The artist Jenny Odell, who once spent a residency meticulously cataloguing thrown-out objects at the San Francisco dump, writes in her book How to do Nothing of the potential for community (and resistance) this interconnectedness can unlock. “When we recognize the ecological nature not only of biotic communities but of culture, selfhood and even thought – that indeed, consciousness itself arises from the intersection between what’s “inside” and “outside” (troubling the distinction thereof) – it’s not just the boundary between self and other that falls away.” This is where the wizardry comes in: through engaging with the realities of the civic ecosystem – physical proximity, concrete materials, communal experiences in public space – we may be able to access a deeper truth, one that creates a little space for magic.
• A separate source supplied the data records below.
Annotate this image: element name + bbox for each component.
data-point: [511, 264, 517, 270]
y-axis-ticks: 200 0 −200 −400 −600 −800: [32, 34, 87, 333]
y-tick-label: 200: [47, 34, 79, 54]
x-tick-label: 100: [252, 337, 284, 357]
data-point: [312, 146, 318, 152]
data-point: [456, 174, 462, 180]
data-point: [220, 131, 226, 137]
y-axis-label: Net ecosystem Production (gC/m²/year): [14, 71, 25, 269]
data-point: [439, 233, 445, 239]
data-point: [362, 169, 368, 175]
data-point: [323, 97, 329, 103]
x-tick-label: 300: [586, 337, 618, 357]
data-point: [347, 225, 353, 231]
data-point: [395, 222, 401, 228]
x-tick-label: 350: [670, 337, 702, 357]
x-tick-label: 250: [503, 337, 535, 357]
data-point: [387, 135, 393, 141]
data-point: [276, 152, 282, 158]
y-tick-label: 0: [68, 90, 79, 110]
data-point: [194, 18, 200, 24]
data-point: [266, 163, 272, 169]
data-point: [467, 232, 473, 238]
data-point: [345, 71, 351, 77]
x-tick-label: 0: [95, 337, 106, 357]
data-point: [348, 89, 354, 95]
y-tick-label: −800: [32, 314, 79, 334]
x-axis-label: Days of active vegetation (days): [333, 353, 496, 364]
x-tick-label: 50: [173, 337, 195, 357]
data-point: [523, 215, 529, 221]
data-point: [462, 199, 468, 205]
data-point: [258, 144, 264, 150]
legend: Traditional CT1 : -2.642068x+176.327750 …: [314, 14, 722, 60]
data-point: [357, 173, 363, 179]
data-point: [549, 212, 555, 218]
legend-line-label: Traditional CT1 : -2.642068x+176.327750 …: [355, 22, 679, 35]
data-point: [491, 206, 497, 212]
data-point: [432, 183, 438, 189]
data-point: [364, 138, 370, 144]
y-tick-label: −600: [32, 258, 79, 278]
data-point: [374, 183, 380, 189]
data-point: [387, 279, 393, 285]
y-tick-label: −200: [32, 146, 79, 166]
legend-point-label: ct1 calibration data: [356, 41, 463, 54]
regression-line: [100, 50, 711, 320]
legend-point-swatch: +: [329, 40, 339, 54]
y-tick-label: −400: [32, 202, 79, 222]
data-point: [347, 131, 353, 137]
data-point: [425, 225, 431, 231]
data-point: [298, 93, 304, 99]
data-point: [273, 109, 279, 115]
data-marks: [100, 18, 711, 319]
Back to the expanded plane. In this exhibit, you can see Foster’s aesthetic fascination with the concrete material of physical advertising: how much metal it actually takes to hold up an individual billboard, the incidental gorgeousness of that thoroughly practical structure. Digital advertising works this way, too, of course, but more abstractly – for every single image or idea you see, there is an enormous structural network keeping it upright. The difference is in the material: the scaffolding of digital advertising is intangible, algorithmic, the opposite of concrete.

Think of the time – not long, but somehow forever ago – when billboards were considered one of the most insidious forms of advertising in our daily lives. I can remember arguments on drive-time CBC Radio about all the billboards on the Gardiner, how they distracted drivers and marred the aesthetics of the landscape. These concerns feel comparatively quaint now that most forms of contemporary advertising seem to live inside your body and your brain: targeted digital ads, tethered to your desires, trailing you psychically across platforms and devices. Now, a straight-up billboard seems like a charmingly analog, antique novelty. A relief. Being asked to turn your attention to one single image – to study its symbols and scaffolding, interpret their significance for yourself – feels less like the experience of advertising and more like the experience of art.

Considering the role these structures occupy inside the city, both aesthetically and conceptually, gives us a new way to understand the place we live the way it is right now. Just as Honest Ed’s or that cafe on Queen Street became galleries after being shut down but before being bulldozed, many of the material structures that surround us are flaring into art objects while suspended in a precarious present, somewhere between pure function and total obsolescence.

The structures Foster evokes in this exhibit are fascinating because of their physical appearance – the way the light hits them, the shapes and shadows they throw – but also because of what they signify. Before they’re removed from the landscape for good, but after their original purpose has dissolved, we can view them in a new light. All that visible scaffolding – lovely in its necessity and in its ugliness, too – calls us back to the concrete realities of Toronto’s ecosystem. Turning our attention toward the material life of the city, shifting our perception of these structures onto a higher plane, is the first step towards a deeper kind of appreciation – one that might bolster our ability to resist the encroachment of sameness, of sleekness, of minimalism, of intangible structures. There is magic in the concrete; all you have to do is look.